Conçu sous la forme d'un hommage à un historien disparu, Pierre Pluchon, ce livre collectif analyse les évolutions du système esclavagiste dans les Antilles.

Saint-Domingue, 1757. Les morts suspectes s’accumulent, la peur gagne l’île. Les esclaves – ou, pire ! les affranchis – auraient trouvé leur arme invisible : le poison. Les colons paniquent : des serviteurs pourtant insoupçonnables rôderaient dans les cuisines, dans les étables ou sur les marchés et empoisonneraient les aliments. Conduits par leur chef Macandal, ancien esclave devenu manchot puis marron – en fuite depuis dix-huit ans –, ils tueraient par plaisir et par cruauté, par vengeance ou par goût. La répression est féroce, à la mesure des angoisses. C’est que « le nègre est bizarre ; […] c’est une race méchante, de vrais serpents. […] Il est naturellement haineux, méchant, superstitieux et sans principes   ». Pour les colons blancs, il est l’Autre absolu, cet autre que pourtant ils ont capturé et asservi ; cet autre qui par son labeur servile fait de Saint-Domingue la « perle des Antilles » au commerce alors plus conséquent que celui des colonies britanniques d’Amérique du Nord.

Ce sont ces mentalités collectives, ces peurs, mais aussi ce scandale – l’esclavage – que Pierre Pluchon s’est attaché à comprendre puis à expliquer au travers de son œuvre.
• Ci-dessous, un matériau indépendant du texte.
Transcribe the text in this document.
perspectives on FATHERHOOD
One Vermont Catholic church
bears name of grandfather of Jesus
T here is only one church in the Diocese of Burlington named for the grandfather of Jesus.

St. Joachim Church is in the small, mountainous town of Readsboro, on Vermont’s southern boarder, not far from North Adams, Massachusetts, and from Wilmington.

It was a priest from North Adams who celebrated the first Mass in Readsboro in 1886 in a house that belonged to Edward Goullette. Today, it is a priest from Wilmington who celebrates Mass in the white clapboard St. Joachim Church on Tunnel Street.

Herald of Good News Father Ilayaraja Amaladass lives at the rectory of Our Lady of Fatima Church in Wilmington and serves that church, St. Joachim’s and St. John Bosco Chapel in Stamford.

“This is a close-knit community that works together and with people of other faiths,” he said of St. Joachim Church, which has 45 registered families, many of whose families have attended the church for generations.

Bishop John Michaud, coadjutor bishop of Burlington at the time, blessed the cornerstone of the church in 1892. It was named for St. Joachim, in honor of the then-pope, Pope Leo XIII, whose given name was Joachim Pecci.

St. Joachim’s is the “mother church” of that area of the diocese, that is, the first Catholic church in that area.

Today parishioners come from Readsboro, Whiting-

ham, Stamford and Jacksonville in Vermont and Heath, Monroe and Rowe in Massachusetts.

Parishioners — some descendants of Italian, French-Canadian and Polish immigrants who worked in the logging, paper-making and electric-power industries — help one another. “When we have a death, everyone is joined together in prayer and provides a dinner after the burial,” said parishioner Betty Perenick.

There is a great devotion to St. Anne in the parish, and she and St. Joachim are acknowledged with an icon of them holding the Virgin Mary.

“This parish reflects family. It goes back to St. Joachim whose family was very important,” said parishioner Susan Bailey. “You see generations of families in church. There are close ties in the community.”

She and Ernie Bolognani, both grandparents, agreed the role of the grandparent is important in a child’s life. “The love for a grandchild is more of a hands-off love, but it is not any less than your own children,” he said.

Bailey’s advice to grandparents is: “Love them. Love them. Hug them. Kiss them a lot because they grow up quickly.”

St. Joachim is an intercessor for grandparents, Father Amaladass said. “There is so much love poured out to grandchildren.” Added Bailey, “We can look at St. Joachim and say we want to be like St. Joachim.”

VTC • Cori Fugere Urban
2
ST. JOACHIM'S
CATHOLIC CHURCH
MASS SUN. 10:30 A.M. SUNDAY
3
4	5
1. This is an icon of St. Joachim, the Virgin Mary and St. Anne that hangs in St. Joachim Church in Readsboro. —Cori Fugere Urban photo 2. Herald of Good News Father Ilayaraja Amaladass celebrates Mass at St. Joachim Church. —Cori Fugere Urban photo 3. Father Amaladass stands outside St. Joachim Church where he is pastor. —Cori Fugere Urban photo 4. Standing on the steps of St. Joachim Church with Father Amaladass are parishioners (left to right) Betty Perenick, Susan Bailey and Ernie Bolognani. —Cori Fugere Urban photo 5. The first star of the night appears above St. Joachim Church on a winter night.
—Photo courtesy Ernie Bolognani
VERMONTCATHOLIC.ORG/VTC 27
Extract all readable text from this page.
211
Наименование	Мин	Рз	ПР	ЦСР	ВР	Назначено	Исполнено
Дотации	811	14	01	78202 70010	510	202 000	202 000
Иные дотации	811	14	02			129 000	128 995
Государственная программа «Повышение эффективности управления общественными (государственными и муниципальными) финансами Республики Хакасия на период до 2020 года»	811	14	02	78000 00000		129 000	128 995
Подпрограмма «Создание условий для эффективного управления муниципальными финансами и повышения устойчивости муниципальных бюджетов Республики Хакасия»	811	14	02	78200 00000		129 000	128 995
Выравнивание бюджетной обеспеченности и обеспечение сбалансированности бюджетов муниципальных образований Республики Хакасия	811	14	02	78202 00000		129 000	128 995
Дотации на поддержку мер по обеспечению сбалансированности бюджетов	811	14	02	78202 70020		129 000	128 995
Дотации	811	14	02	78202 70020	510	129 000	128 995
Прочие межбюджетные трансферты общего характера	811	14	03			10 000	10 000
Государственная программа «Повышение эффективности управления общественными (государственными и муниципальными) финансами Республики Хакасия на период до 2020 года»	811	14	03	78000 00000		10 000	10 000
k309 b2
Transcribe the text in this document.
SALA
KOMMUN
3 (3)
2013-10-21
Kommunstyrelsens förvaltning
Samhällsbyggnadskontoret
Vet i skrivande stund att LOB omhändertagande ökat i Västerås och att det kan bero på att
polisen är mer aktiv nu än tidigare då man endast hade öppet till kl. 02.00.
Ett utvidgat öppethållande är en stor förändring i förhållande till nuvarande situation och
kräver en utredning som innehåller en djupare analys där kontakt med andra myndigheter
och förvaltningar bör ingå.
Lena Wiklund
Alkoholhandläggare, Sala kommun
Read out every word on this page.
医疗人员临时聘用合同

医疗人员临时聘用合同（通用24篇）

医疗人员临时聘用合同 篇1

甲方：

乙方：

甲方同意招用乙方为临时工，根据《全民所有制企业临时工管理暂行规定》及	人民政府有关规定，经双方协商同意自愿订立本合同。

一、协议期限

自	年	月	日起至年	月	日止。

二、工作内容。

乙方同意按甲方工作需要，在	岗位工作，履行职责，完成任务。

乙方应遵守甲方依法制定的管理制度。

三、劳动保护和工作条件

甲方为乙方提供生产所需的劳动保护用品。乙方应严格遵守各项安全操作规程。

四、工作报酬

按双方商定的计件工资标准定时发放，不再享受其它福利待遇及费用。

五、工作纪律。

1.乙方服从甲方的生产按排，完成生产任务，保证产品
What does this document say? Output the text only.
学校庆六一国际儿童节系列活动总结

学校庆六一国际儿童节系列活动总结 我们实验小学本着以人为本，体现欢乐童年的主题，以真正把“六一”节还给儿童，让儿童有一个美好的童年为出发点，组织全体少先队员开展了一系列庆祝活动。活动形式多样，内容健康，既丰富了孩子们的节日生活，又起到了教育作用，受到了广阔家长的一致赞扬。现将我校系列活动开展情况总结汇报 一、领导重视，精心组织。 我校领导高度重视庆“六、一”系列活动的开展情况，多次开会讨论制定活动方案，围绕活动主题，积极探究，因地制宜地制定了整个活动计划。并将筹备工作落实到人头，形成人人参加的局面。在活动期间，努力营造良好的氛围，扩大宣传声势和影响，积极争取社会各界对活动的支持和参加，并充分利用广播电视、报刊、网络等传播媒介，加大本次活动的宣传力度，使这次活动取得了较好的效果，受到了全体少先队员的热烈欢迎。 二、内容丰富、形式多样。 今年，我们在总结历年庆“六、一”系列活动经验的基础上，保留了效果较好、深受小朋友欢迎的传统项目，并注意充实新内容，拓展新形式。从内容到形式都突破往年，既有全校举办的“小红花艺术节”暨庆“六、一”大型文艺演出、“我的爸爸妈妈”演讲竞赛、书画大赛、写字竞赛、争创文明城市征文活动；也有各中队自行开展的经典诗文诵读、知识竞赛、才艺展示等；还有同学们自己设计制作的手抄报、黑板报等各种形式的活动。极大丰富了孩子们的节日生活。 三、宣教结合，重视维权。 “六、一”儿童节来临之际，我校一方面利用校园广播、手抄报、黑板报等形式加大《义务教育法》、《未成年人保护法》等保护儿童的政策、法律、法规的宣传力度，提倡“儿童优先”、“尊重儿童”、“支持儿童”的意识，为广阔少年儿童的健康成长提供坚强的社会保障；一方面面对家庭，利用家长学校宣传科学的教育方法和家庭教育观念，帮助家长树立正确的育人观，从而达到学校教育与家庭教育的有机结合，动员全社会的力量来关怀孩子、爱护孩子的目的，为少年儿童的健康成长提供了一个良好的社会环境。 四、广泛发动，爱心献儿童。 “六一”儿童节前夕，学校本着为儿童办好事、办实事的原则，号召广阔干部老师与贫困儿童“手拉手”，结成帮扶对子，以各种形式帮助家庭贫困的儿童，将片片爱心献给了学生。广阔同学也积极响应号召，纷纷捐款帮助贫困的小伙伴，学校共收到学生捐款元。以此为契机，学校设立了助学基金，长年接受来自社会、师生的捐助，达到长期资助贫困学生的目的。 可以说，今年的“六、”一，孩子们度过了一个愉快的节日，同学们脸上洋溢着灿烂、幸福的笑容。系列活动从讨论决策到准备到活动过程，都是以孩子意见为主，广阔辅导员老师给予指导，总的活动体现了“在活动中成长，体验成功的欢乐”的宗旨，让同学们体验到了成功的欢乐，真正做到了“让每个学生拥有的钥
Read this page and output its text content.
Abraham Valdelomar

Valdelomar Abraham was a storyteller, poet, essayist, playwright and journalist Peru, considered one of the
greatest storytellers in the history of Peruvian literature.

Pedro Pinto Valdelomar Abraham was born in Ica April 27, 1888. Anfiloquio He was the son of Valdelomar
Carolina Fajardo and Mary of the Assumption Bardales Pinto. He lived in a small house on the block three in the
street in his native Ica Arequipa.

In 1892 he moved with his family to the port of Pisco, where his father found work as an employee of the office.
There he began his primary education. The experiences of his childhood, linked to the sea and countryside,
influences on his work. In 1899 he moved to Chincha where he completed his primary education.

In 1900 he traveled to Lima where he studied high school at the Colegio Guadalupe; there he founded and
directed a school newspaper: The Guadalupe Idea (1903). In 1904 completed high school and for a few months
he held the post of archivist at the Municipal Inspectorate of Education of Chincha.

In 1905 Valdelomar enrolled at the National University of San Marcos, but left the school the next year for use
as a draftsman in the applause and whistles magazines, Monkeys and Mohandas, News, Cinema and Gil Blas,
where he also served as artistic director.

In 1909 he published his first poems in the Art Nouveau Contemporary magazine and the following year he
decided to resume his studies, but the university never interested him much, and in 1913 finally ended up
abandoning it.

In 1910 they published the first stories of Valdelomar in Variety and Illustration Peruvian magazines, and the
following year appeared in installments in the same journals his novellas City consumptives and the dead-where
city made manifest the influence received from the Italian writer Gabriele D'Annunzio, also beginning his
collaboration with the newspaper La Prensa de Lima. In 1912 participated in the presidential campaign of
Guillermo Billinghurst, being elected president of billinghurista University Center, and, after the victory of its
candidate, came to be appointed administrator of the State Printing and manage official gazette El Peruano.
Administrateur professionnel et historien amateur, amoureux de l’île de Haïti où il longtemps vécu, il s’est intéressé en précurseur dès les années 1970 à l’histoire des Antilles et à la problématique de l’esclavage. Parmi ses principaux ouvrages, l’Histoire de la colonisation française et une biographie de Toussaint Louverture, tous deux publiés chez Fayard, modèles de travail et d’érudition. Historien atypique à la production foisonnante, trop tôt disparu (1999), il a pourtant su s’attirer la sympathie et le respect d’une nouvelle génération de chercheurs réunie par Philippe Hrodĕj. Ceux-ci lui rendent hommage à travers ce recueil d’articles autour des Antilles (françaises et espagnoles) et de la Guyane, prolongeant certaines des intuitions du maître et battant en brèche bien des préjugés.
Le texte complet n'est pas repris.